Let’s be sure to admit this much: those who dispute the sovereignty of Jesus Christ have a case.  Unquestionably they have a case.  Nevertheless Christians may and must say this much: in the resurrection of Jesus Christ from the dead the risen Messiah has brought the Kingdom with him and superimposed his Kingdom on a fallen creation.  To be sure, his Kingdom is not yet fully manifest (if it were it wouldn’t be disputable); but it arrived as the risen one himself triumphed over every principality and power, over every human sin and cosmic evil which are bent on denying their defeat and molesting whom they can with their last gasp.  In his resurrection from the dead our Lord has guaranteed the healing of the creation’s gaping wounds.
Thinking pictorially as they were trained to do, the earliest Christians depicted this God-ordained event as a feast that never ends.  The bedraggled of the world, a bedraggled world itself, will shine forth resplendently as the creation restored redounds to the glory of the God who made it, who sustained it through its afflictions, who wrested it out of the hands of the molester who warped it, and who has freed it for the blessing of his people; which people in turn will praise him everlastingly for it.  Then the mood we must bring to this aspect of Holy Communion is the mood of eager anticipation and steadfast confidence.

II: — The service of Holy Communion or the Lord’s Supper gathers up three distinct but related meals:
– the Last Supper, where Jesus signed in his own blood the promise of God that there will always be more mercy in God than there is sin in us;
– the everyday meals our Lord ate with those whom he gathered into his household and family as he embraced and welcomed all who craved him and his rule more than they clung to social convention;
– the messianic banquet, the final supper of the future where all that contradicts the kingdom of God will be dispersed.
The mood of the communion service should reflect all three aspects: sober penitence, unrestrained joy, confident anticipation.
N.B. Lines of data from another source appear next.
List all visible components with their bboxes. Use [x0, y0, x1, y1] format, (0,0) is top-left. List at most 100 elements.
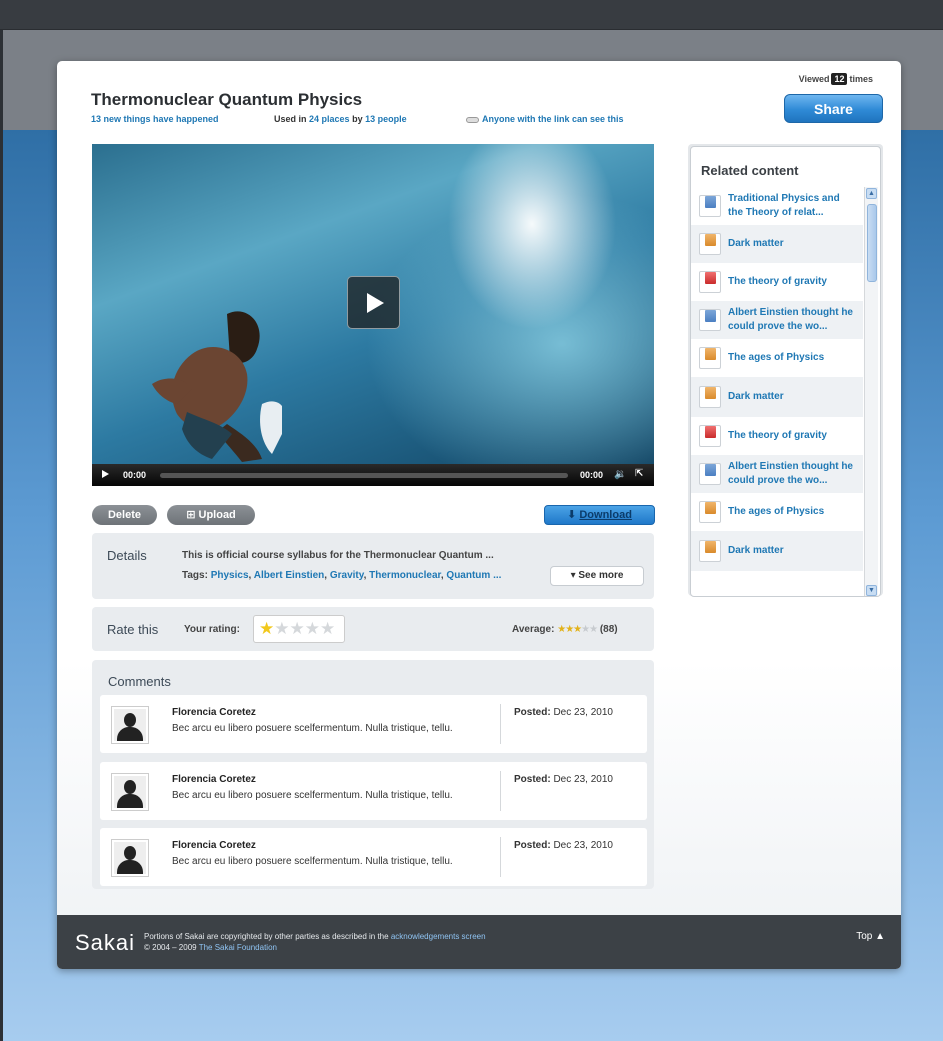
used-by-prefix: by: [352, 114, 363, 124]
related-item[interactable]: Dark matter: [691, 531, 863, 571]
back-to-top-link[interactable]: Top ▲: [856, 931, 885, 942]
viewed-suffix: times: [849, 74, 873, 84]
comment-item: Florencia Coretez Bec arcu eu libero pos…: [100, 828, 647, 886]
comment-date: Posted: Dec 23, 2010: [514, 840, 613, 851]
comment-author[interactable]: Florencia Coretez: [172, 840, 256, 851]
fullscreen-icon[interactable]: ⇱: [635, 468, 643, 479]
play-icon: [367, 293, 384, 313]
tag-link[interactable]: Quantum ...: [446, 570, 501, 581]
volume-icon[interactable]: 🔉: [614, 469, 626, 480]
video-player[interactable]: 00:00 00:00 🔉 ⇱: [92, 144, 654, 486]
related-item[interactable]: The theory of gravity: [691, 263, 863, 301]
arrow-up-icon: ▲: [875, 931, 885, 942]
star-icon[interactable]: ★: [290, 619, 305, 638]
related-item[interactable]: The theory of gravity: [691, 417, 863, 455]
related-item[interactable]: Dark matter: [691, 225, 863, 263]
new-things-link[interactable]: 13 new things have happened: [91, 114, 219, 124]
your-rating-label: Your rating:: [184, 624, 240, 635]
comments-label: Comments: [108, 674, 171, 689]
related-title: Related content: [701, 163, 799, 178]
presentation-icon: [699, 233, 721, 255]
related-item[interactable]: Albert Einstien thought he could prove t…: [691, 301, 863, 339]
upload-button[interactable]: ⊞ Upload: [167, 505, 255, 525]
video-controls: 00:00 00:00 🔉 ⇱: [92, 464, 654, 486]
play-button[interactable]: [347, 276, 400, 329]
download-button[interactable]: ⬇ Download: [544, 505, 655, 525]
related-item-label[interactable]: The ages of Physics: [728, 505, 856, 519]
footer-copyright-note: Portions of Sakai are copyrighted by oth…: [144, 932, 389, 941]
average-star-icon: ★: [565, 624, 574, 635]
average-star-icon: ★: [589, 624, 598, 635]
upload-label: Upload: [198, 509, 236, 521]
seek-bar[interactable]: [160, 473, 568, 478]
avatar[interactable]: [111, 839, 149, 877]
average-star-icon: ★: [557, 624, 566, 635]
top-bar: [0, 0, 943, 30]
related-item-label[interactable]: Dark matter: [728, 390, 856, 404]
scroll-up-icon[interactable]: ▲: [866, 188, 877, 199]
comment-item: Florencia Coretez Bec arcu eu libero pos…: [100, 762, 647, 820]
related-item-label[interactable]: Dark matter: [728, 237, 856, 251]
delete-button[interactable]: Delete: [92, 505, 157, 525]
scroll-down-icon[interactable]: ▼: [866, 585, 877, 596]
presentation-icon: [699, 347, 721, 369]
left-edge: [0, 30, 3, 1041]
details-panel: Details This is official course syllabus…: [92, 533, 654, 599]
related-item[interactable]: Traditional Physics and the Theory of re…: [691, 187, 863, 225]
related-content-box: Related content Traditional Physics and …: [690, 146, 881, 597]
divider: [500, 704, 501, 744]
rating-panel: Rate this Your rating: ★★★★★ Average: ★★…: [92, 607, 654, 651]
comment-author[interactable]: Florencia Coretez: [172, 774, 256, 785]
related-item-label[interactable]: Dark matter: [728, 544, 856, 558]
used-in-prefix: Used in: [274, 114, 307, 124]
viewed-count-badge: 12: [831, 73, 848, 85]
average-stars: ★★★★★: [557, 624, 598, 635]
copyright-years: © 2004 – 2009: [144, 943, 197, 952]
related-item-label[interactable]: Traditional Physics and the Theory of re…: [728, 192, 856, 220]
avatar[interactable]: [111, 706, 149, 744]
tag-link[interactable]: Physics: [211, 570, 249, 581]
related-item[interactable]: Albert Einstien thought he could prove t…: [691, 455, 863, 493]
people-link[interactable]: 13 people: [365, 114, 407, 124]
tags-row: Tags: Physics, Albert Einstien, Gravity,…: [182, 570, 502, 581]
related-item-label[interactable]: Albert Einstien thought he could prove t…: [728, 306, 856, 334]
related-item-label[interactable]: The ages of Physics: [728, 351, 856, 365]
star-icon[interactable]: ★: [320, 619, 335, 638]
related-item[interactable]: Dark matter: [691, 377, 863, 417]
star-icon[interactable]: ★: [305, 619, 320, 638]
avatar[interactable]: [111, 773, 149, 811]
view-count: Viewed 12 times: [799, 73, 873, 85]
chevron-down-icon: ▾: [570, 570, 576, 581]
average-rating: Average: ★★★★★ (88): [512, 624, 618, 635]
scrollbar[interactable]: ▲ ▼: [864, 187, 878, 596]
average-label: Average:: [512, 624, 555, 635]
comment-author[interactable]: Florencia Coretez: [172, 707, 256, 718]
tag-link[interactable]: Gravity: [330, 570, 364, 581]
star-icon[interactable]: ★: [259, 619, 274, 638]
rating-input[interactable]: ★★★★★: [253, 615, 345, 643]
see-more-label: See more: [578, 570, 624, 581]
foundation-link[interactable]: The Sakai Foundation: [199, 943, 277, 952]
divider: [500, 837, 501, 877]
control-play-icon[interactable]: [102, 470, 109, 478]
acknowledgements-link[interactable]: acknowledgements screen: [391, 932, 486, 941]
star-icon[interactable]: ★: [274, 619, 289, 638]
comment-text: Bec arcu eu libero posuere scelfermentum…: [172, 790, 453, 801]
related-item-label[interactable]: The theory of gravity: [728, 275, 856, 289]
tag-link[interactable]: Albert Einstien: [254, 570, 325, 581]
comment-date: Posted: Dec 23, 2010: [514, 707, 613, 718]
related-item-label[interactable]: The theory of gravity: [728, 429, 856, 443]
places-link[interactable]: 24 places: [309, 114, 350, 124]
related-item[interactable]: The ages of Physics: [691, 339, 863, 377]
current-time: 00:00: [123, 470, 147, 480]
related-item[interactable]: The ages of Physics: [691, 493, 863, 531]
tag-link[interactable]: Thermonuclear: [369, 570, 441, 581]
doc-icon: [699, 463, 721, 485]
comments-panel: Comments Florencia Coretez Bec arcu eu l…: [92, 660, 654, 889]
average-star-icon: ★: [581, 624, 590, 635]
related-item-label[interactable]: Albert Einstien thought he could prove t…: [728, 460, 856, 488]
share-button[interactable]: Share: [784, 94, 883, 123]
scroll-thumb[interactable]: [867, 204, 877, 282]
visibility-link[interactable]: Anyone with the link can see this: [466, 114, 624, 124]
see-more-button[interactable]: ▾ See more: [550, 566, 644, 586]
Today, in our worship service, we have already tasted the Word of God in scripture and sermon.  Now we are to taste the selfsame Word in sacrament.
Our Lord Jesus invites us to his table. Soberly let us renew our repentance in the wake of his astounding mercy.  Joyfully let us embrace again him who rejoices to embrace us.  Confidently let us anticipate that glorious Day when together we behold the holy city, the New Jerusalem, the creation healed; for on that Day the former things will have passed away and there will be neither mourning nor crying nor pain any more.